臨床の中では、認知症を合併した骨折患者が多くいます。その患者が痛みを訴えますが、本当に痛いのかどうか、どのくらい痛いのか、そもそも認知症の痛みの特徴は何なのかを調べていました。最新の知見を得るために、新しいレビュー論文を探していました。

今回私が読んだ論文は、私が持っている論文の中では、最も新しい認知症の痛みについてのレビュー論文です。著者であるErik J.A.Scherderは、オランダのアムステルダム自由大学(Vrije Universiteit Amsterdam)の教育学部と心理学部の教授であり、認知症についての研究論文を多く執筆している研究者です。

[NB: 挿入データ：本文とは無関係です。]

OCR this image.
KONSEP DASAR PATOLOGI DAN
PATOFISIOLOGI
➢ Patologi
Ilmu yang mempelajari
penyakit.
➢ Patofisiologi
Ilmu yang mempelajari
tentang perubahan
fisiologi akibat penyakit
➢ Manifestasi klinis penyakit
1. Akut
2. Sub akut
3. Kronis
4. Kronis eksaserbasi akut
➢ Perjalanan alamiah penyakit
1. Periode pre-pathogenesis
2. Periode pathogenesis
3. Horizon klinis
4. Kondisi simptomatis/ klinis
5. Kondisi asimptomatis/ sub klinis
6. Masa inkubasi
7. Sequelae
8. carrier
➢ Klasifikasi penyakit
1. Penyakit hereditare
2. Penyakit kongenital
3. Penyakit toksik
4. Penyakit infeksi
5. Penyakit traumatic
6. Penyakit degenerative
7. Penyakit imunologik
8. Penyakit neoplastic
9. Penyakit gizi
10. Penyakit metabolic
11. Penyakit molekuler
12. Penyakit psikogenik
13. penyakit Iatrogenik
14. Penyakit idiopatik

中枢性の痛みは、これまで脳卒中患者を中心に語られており、認知症患者の痛みは中枢性のものということはあまり多く言われていないそうです。白質病変を生じる認知症も中枢性の痛みを生じる可能性があり、認知症患者の痛みは中枢性が最も多いのではないかと主張していました。また、認知症患者の痛みは原因が分からず、治療されないままになっていることがあり、その治療の重要性について記述していました。

認知症患者の中枢性の痛みの評価方法は、一般的な自己報告の痛みに加え、痛み行動評価を併用することが妥当だろうと述べていました。また、その他の評価には、感覚検査や脈や血圧などの自律神経系の検査、不安などの情動の評価、腱反射やバビンスキー反射などの病的反射の検査が紹介されていました。治療は投薬や電気刺激について記載されており、リハビリテーションに関しては記載されていませんでした。

中枢性の痛みは、認知神経リハビリテーションにおいても介入できる可能性があります。認知症患者に対しても、諦めずに介入していきたいと感じた論文でした。